“崇寧侯世子夫人,倒是常去陪著侯夫人,”寶慶公主笑著解釋,“大家一處說說笑笑,時間也好打發一些。”
這會兒,她倒是不說自己一片孝心了。這個寶慶公主,可真不是個善茬,徐婉如心想,也不知道,張嬪一個默不作聲的,怎么就生出這么個大公主來。
不過也是,女兒要么神似母親,要么就是母親的對立面。
那么沒用窩囊的張嬪,自然需要一個玲瓏八面的女兒,來給她遮風擋雨,謀劃一切。想來寶慶公主跟施家的親事,對張嬪來說,也是件好事吧。
徐婉如心中一動,倒是問起寶慶公主來了,“我前日看著,這崇寧侯府的世子,倒是比駙馬精神上許多。”
言下之意,寶慶公主應該看上施曠這個世子,而不是什么都沒長處的施暉。
寶慶公主聞言,眼神略變,只是一瞬之間,又笑意盈盈了起來。徐婉如早就知道,這個大公主不是個好像與的,只是這會兒看了她的眼神,徐婉如突然有了一個懷疑,莫非,寶慶公主打的主意,跟自己是一樣的
如果寶慶公主跟施家結親,就是純粹的兒女親家,她應該選的,是沒什么利害關系也沒什么助力的施曠,而不是任氏的親子施暉。
自古駙馬是廢人,寶慶公主跟施暉這么一成親,就毀了任氏一生的心血。

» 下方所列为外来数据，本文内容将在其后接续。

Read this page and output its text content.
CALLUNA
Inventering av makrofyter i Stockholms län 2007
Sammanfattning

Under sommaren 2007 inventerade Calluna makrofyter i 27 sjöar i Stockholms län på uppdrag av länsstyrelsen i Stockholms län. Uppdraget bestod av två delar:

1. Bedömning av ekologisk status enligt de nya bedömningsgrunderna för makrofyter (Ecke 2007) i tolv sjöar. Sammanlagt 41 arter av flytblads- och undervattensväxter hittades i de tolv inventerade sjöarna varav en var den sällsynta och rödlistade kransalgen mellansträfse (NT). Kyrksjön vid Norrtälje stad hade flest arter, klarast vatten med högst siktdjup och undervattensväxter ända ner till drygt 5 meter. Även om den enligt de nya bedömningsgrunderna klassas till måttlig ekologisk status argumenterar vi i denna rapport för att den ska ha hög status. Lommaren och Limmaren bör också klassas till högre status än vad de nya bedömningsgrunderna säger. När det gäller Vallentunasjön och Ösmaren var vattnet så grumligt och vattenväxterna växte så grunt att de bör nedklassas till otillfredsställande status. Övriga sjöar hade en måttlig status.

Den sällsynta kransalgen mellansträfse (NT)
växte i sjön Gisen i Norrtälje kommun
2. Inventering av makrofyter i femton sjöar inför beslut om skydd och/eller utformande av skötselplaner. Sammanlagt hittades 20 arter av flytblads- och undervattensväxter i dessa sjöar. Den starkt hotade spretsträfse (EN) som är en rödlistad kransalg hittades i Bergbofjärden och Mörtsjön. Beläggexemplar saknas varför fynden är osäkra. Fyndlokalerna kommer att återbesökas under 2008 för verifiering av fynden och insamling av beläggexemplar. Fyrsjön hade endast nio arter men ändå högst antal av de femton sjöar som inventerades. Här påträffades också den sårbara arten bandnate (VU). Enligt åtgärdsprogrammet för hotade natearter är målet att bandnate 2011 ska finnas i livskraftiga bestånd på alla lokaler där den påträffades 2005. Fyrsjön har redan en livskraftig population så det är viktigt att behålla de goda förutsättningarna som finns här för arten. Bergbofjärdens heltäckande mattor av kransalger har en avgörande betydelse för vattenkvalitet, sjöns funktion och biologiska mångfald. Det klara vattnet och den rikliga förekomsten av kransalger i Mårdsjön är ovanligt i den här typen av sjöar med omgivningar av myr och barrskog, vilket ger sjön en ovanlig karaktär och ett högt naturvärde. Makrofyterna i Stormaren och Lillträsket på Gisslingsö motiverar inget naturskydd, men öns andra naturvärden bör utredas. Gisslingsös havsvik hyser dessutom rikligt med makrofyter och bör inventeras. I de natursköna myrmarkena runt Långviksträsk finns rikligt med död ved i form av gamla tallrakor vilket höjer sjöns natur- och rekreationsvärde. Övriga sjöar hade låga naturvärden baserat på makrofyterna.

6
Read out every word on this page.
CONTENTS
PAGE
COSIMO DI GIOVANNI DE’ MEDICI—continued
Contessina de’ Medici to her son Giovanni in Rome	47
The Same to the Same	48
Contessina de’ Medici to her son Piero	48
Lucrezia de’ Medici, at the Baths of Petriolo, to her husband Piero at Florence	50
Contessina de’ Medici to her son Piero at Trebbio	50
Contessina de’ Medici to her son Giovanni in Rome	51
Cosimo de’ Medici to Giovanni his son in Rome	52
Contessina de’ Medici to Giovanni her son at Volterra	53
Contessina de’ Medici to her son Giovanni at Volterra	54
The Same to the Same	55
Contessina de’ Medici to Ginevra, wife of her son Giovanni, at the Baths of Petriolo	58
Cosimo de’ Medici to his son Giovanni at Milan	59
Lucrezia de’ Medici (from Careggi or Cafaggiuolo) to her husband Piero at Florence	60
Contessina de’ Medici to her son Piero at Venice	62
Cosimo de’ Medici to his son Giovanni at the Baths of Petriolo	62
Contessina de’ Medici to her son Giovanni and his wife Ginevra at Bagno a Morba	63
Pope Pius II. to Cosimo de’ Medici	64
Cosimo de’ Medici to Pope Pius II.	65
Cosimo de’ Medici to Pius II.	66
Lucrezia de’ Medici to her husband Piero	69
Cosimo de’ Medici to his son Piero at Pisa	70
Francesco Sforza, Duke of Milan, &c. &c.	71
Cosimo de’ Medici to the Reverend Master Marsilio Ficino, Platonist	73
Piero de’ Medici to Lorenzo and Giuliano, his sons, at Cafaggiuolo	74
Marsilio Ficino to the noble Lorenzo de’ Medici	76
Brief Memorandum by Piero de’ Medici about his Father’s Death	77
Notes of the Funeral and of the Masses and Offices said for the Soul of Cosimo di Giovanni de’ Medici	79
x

雖說成親是媒妁之言,父母之命,可是寶慶公主的親事,她自己卻是有話語權的。
施暉和施曠的世子之爭,施暉尚了公主,施曠做了世子,突然,徐婉如心里隱約有了一個想法。莫非,施曠和寶慶公主之間,有過什么約定。
很明顯,施暉尚了公主,就相當于給施曠掃清了道路。施曠得了好處,那寶慶公主又得到了什么只是眼下,徐婉如并沒什么證據,只是心中有這么一個念頭罷了。
寶慶公主又說了些唐氏的事情,左右不過是她如何服侍任氏,如何知冷知熱,如何任勞任怨。雖然口中在夸唐思思,徐婉如卻覺得,寶慶公主,并不喜歡唐思思。
女子之間的事情,一向復雜,明面上贊不絕口,可是實際上說起來,卻另有一番意思。徐婉如心里的疑惑,越發大了。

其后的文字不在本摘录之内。